PROGRAM: P-23

Title:

LONG-TERM ARCHIVE SYSTEM FOR UNIVERSITY-WIDE RESEARCH DATA PRESERVATION
Takaaki AOKI1* , Shoji KAJITA1, Hirokazu AKASAKA2 and Hagane TAKEDA2
*1Institute of Information Management and Communication, Kyoto University, Sakyo, Kyoto, 6068501, JAPAN
2Planning and Information Management Department, Kyoto University, Sakyo, Kyoto, 6068501, JAPAN

Abstract:

In 2013 and 2014, Japanese academia was shocked by high-profile incidents of scientific misconduct. Members of the academy at research institutes and their colleagues at government offices and academic societies were called upon to help with the urgent reconstruction and development of policy, guidelines, and procedures to ensure research integrity. In particular, a mandate for preservation of research data more than 10 years was issued for both researchers and research institutes. For many researchers, it is a natural assumption that their research data should be kept for as long as possible, protected from data loss and corruption due to any accidental or artificial reason. However, this becomes extremely difficult to achieve when data preservation is mandated to every researcher. Ensuring the availability and integrity of research data for more than 10 years goes beyond an individual researcher’s personal IT skills. Because of such circumstances, Kyoto University and its central IT division (Institute for Information Management and Communication, IIMC) decided to develop and provide a long-term data preservation system.

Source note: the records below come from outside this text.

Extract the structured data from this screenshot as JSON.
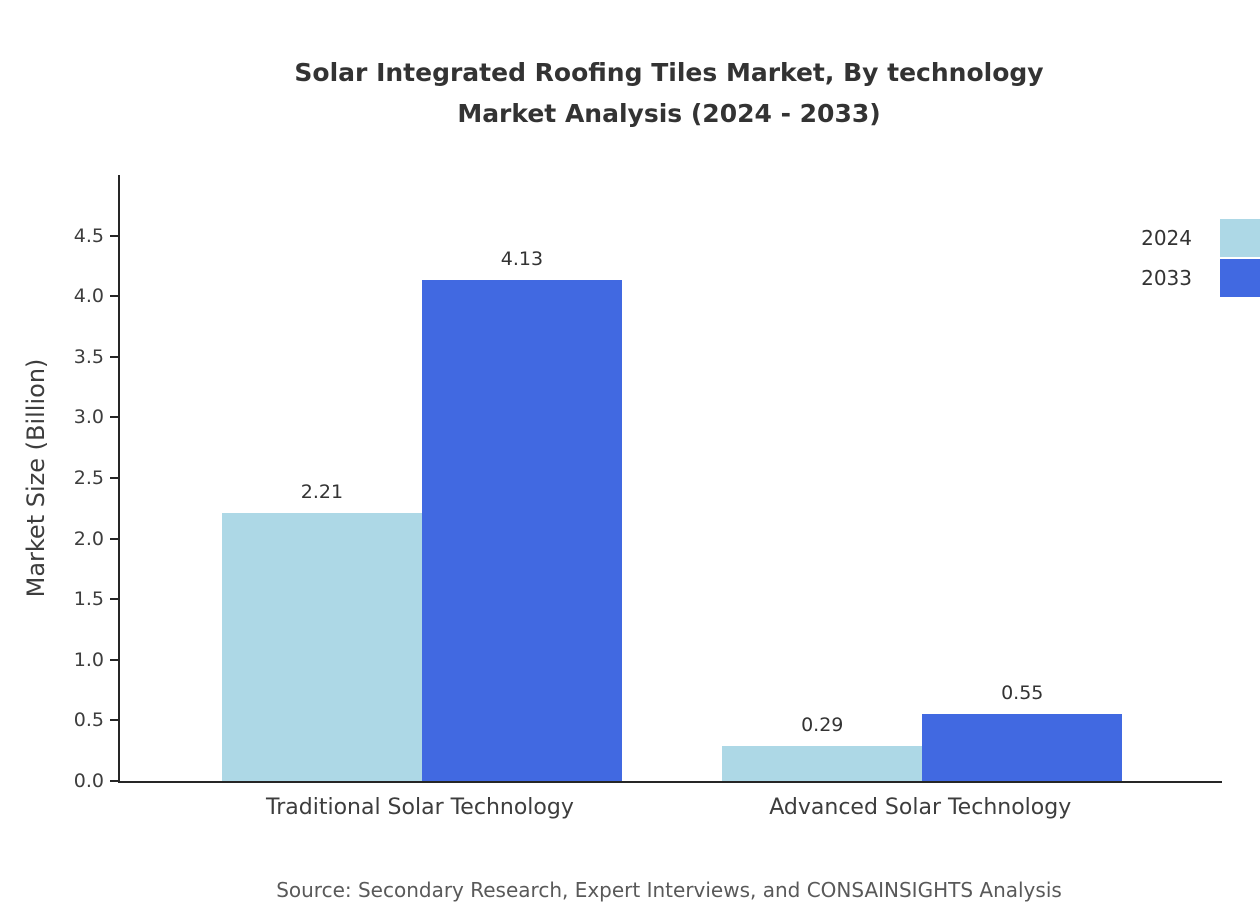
{
  "title": {
    "line1": "Solar Integrated Roofing Tiles Market, By technology",
    "line2": "Market Analysis (2024 - 2033)"
  },
  "source": "Source: Secondary Research, Expert Interviews, and CONSAINSIGHTS Analysis",
  "chart_data": {
    "type": "bar",
    "title": "Solar Integrated Roofing Tiles Market, By technology Market Analysis (2024 - 2033)",
    "xlabel": "",
    "ylabel": "Market Size (Billion)",
    "categories": [
      "Traditional Solar Technology",
      "Advanced Solar Technology"
    ],
    "series": [
      {
        "name": "2024",
        "color": "#ADD8E6",
        "values": [
          2.21,
          0.29
        ]
      },
      {
        "name": "2033",
        "color": "#4169E1",
        "values": [
          4.13,
          0.55
        ]
      }
    ],
    "value_labels": [
      "2.21",
      "4.13",
      "0.29",
      "0.55"
    ],
    "ylim": [
      0,
      5.0
    ],
    "yticks": [
      0.0,
      0.5,
      1.0,
      1.5,
      2.0,
      2.5,
      3.0,
      3.5,
      4.0,
      4.5
    ],
    "grid": false,
    "legend_position": "top-right"
  }
}
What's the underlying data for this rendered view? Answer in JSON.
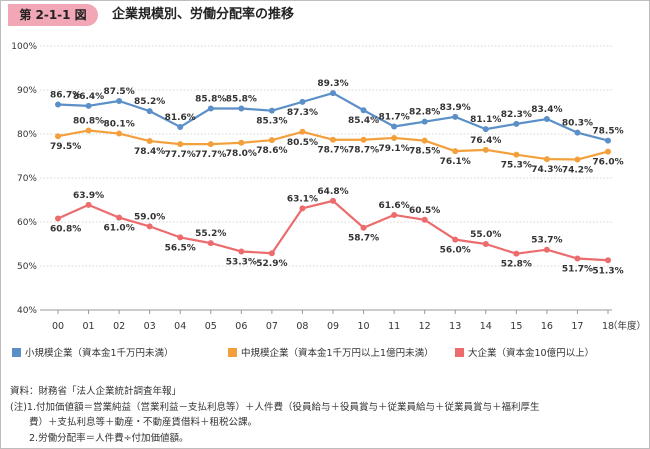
{
  "header": {
    "badge": "第 2-1-1 図",
    "title": "企業規模別、労働分配率の推移"
  },
  "colors": {
    "small": "#5b8fc7",
    "medium": "#f3a03c",
    "large": "#ec6c6e",
    "badge": "#f2a7b6"
  },
  "chart_data": {
    "type": "line",
    "title": "企業規模別、労働分配率の推移",
    "categories": [
      "00",
      "01",
      "02",
      "03",
      "04",
      "05",
      "06",
      "07",
      "08",
      "09",
      "10",
      "11",
      "12",
      "13",
      "14",
      "15",
      "16",
      "17",
      "18"
    ],
    "x_unit": "（年度）",
    "ylim": [
      40,
      100
    ],
    "y_ticks": [
      "40%",
      "50%",
      "60%",
      "70%",
      "80%",
      "90%",
      "100%"
    ],
    "grid": "horizontal dotted",
    "legend": "bottom",
    "series": [
      {
        "name": "小規模企業（資本金1千万円未満）",
        "color": "#5b8fc7",
        "values": [
          86.7,
          86.4,
          87.5,
          85.2,
          81.6,
          85.8,
          85.8,
          85.3,
          87.3,
          89.3,
          85.4,
          81.7,
          82.8,
          83.9,
          81.1,
          82.3,
          83.4,
          80.3,
          78.5
        ],
        "labels": [
          "86.7%",
          "86.4%",
          "87.5%",
          "85.2%",
          "81.6%",
          "85.8%",
          "85.8%",
          "85.3%",
          "87.3%",
          "89.3%",
          "85.4%",
          "81.7%",
          "82.8%",
          "83.9%",
          "81.1%",
          "82.3%",
          "83.4%",
          "80.3%",
          "78.5%"
        ]
      },
      {
        "name": "中規模企業（資本金1千万円以上1億円未満）",
        "color": "#f3a03c",
        "values": [
          79.5,
          80.8,
          80.1,
          78.4,
          77.7,
          77.7,
          78.0,
          78.6,
          80.5,
          78.7,
          78.7,
          79.1,
          78.5,
          76.1,
          76.4,
          75.3,
          74.3,
          74.2,
          76.0
        ],
        "labels": [
          "79.5%",
          "80.8%",
          "80.1%",
          "78.4%",
          "77.7%",
          "77.7%",
          "78.0%",
          "78.6%",
          "80.5%",
          "78.7%",
          "78.7%",
          "79.1%",
          "78.5%",
          "76.1%",
          "76.4%",
          "75.3%",
          "74.3%",
          "74.2%",
          "76.0%"
        ]
      },
      {
        "name": "大企業（資本金10億円以上）",
        "color": "#ec6c6e",
        "values": [
          60.8,
          63.9,
          61.0,
          59.0,
          56.5,
          55.2,
          53.3,
          52.9,
          63.1,
          64.8,
          58.7,
          61.6,
          60.5,
          56.0,
          55.0,
          52.8,
          53.7,
          51.7,
          51.3
        ],
        "labels": [
          "60.8%",
          "63.9%",
          "61.0%",
          "59.0%",
          "56.5%",
          "55.2%",
          "53.3%",
          "52.9%",
          "63.1%",
          "64.8%",
          "58.7%",
          "61.6%",
          "60.5%",
          "56.0%",
          "55.0%",
          "52.8%",
          "53.7%",
          "51.7%",
          "51.3%"
        ]
      }
    ]
  },
  "notes": [
    "資料：財務省「法人企業統計調査年報」",
    "(注)1.付加価値額＝営業純益（営業利益－支払利息等）＋人件費（役員給与＋役員賞与＋従業員給与＋従業員賞与＋福利厚生",
    "　　費）＋支払利息等＋動産・不動産賃借料＋租税公課。",
    "　　2.労働分配率＝人件費÷付加価値額。"
  ]
}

IIMC designed a stable and cost-effective research data archiving system in FY2016. This system consists of an enterprise content management (ECM) system and an optical disc storage system. The schematic concept is shown in Fig. 1. ECM provides user interface for document management, such as "access control and auditing", "metadata tagging", "revision management" and "searchable content and metadata". However, it is difficult to secure research data for the long-term with ECM due to the shorter lifetime of ECM system hardware, software and database structure compared to the required time for preservation. This problem could be solved by connecting ECM with other long-term preservation archiving systems in which retrieved data is archived on classical and open data formats and file systems. For this system, the IIMC utilizes an Oracle WebCenter Content (OWCC) and FUJITSU Eternus DA700 data archiver. OWCC is an instance of ECM software which provides the requisite functions mentioned above. The DA700 is a disc array system consisting of an Archival Disc. The Archival Disc is 'write once read many (WORM)' media and guarantees more than 50 years of data preservation time. Moreover, discs are assembled in a cartridge and may incorporate RAID5 or 6 to improve redundancy.

The typical scenario for data operation and archiving is as follows.

  1. Users can create folders and upload their research data on OWCC. Users may organize their research data using OWCC functionality, such as tagging metadata, utilizing revision control, or sharing collaborators for local use.
  2. A user can issue the 'archive' command on any folder under his/her administration. The archive command retrieves all content within a given folder and its descendants. These contents are copied to DA700 with additional information such as metadata, an access control list, etc. If content has several revisions on OWCC, the content’s owner can choose copying the latest version only or all revisions to DA700.
  3. When the data copy from OWCC to DA700 is finished, index information on DA700 is included with the source content as metadata. Additionally, the access to the source content on OWCC is set to 'read only,' including for the owner of the content. This process ensures the contents on OWCC and DA700 are the same. The content owner may retrieve write or administrative access control with several steps on OWCC, and make a copy on DA700 again. This feature enables the user to keep archive revisions on DA700, as well as reducing frequent copying to DA700.
Under the system operation policy, no user can access the data archived in DA700. This means that the data in DA700 is treated as a 'dark archive' and also ensures fairness in the research data preservation procedure.